Homework 2 Solutions

22C:116, Spring 2002

Douglas W. Jones
  1. Background: Consider a machine that can execute 1,000,000 instructions per second (pathetic, yes, but it is a round number that is easy to work with). Reading a device register into a CPU register, testing or setting a bit in a status register, incrementing an index register, storing from a register to ram, and doing a conditional or unconditional branch each take one instruction.

    To read one byte from the parallel port, you must first wait for the status to indicate data valid, then read the byte, then set the acknowledge bit, then wait for data-not-valid, then reset the acknowledge bit.

    Part A: Work out the algorithm used to read from the parallel port, to a sufficient level of detail that you can count the machine instructions.

    waitvalid:
      test data valid status bit
      if not data valid, go to waitvalid
      read byte into r
      set acknowledge bit
      increment index register
      indexed store r to buffer
    waitinvalid:
      test data valid status bit
      if data valid, go to waitinvalid
      reset acknowledge bit

    The above code requires 9 machine instructions under the given instruction-set constraints.

    Part B: Estimate the peak data rate that could be sustained through this parallel port using your algorithm, in bytes per second. For this computer, any faster data rate will require use of DMA hardware.

    Sustained I/O transfers require embedding the above 9-instruction block in a loop, for example:

      load final value of index register for comparison
    looptop:
      ... block of code from part a
      compare index register to final value
      if not equal, go to looptop

    So, it takes 11 instructions per iteration, assuming that none of the polling loops iterate. As a result, we can transfer one byte ever 11 microseconds, giving a data rate of 90909 bytes per second.

    Part C: Would the use of interrupts allow a faster data rate? Explain.

    No. The same 9 instruction block of code outlined above would be at the core of the interrupt service routine, but instead of 2 additional instructions making up the loop required to transfer a block of data, the core would be surrounded by the overhead of interrupt entry and exit. In general, this requires saving and restoring registers along with similar expensive computations, and as a result, use of interrupts always leads to slower transfer rates than simple polled I/O.

  2. Problems from the Text: Do problems 8, 12 and 15 on page 68.

    Do problem 22 on page 69. This focuses on the specific mechanism used for system calls under UNIX, and forces you to think through something from Wednesday's lecture in more detail than was presented in class.

    Applicaton programs call Read, which in turn issues the system call read. In fact, the system call can have any name, so long as the library call has the name expected by application programmers. The library routine isolates applicaton programmers from any knowledge of the system call that is actually being issued.
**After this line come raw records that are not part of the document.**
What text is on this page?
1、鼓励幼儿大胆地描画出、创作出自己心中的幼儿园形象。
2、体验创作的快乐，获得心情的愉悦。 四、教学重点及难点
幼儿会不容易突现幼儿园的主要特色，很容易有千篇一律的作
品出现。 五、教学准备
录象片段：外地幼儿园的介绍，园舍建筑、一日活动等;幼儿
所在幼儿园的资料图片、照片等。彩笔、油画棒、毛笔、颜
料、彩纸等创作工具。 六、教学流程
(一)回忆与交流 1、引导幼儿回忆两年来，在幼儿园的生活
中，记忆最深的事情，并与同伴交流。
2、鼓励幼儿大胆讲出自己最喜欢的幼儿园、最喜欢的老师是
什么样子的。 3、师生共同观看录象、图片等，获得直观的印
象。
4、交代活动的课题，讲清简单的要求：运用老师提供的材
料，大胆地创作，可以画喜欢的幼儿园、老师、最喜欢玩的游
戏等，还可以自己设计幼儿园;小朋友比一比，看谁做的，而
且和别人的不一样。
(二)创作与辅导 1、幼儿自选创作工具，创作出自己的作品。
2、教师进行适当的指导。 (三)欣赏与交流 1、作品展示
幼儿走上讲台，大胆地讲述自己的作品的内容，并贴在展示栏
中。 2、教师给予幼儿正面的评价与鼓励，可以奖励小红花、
Furthermore, the actual mechanism of the system call, for example, a reserved instruction that causes a trap, isolates the library routine itself from the actual mechanism used inside the system, so even the library routine is unaware of the identifier used in the code of the system for the routine that receives control from the system call dispatch routine. Therefore, the programmer only needs to know about Read, and it is perfectly permissable for the author of the system to use some other name, perhaps katuv, for the corresponding function within the system. Nobody need ever know!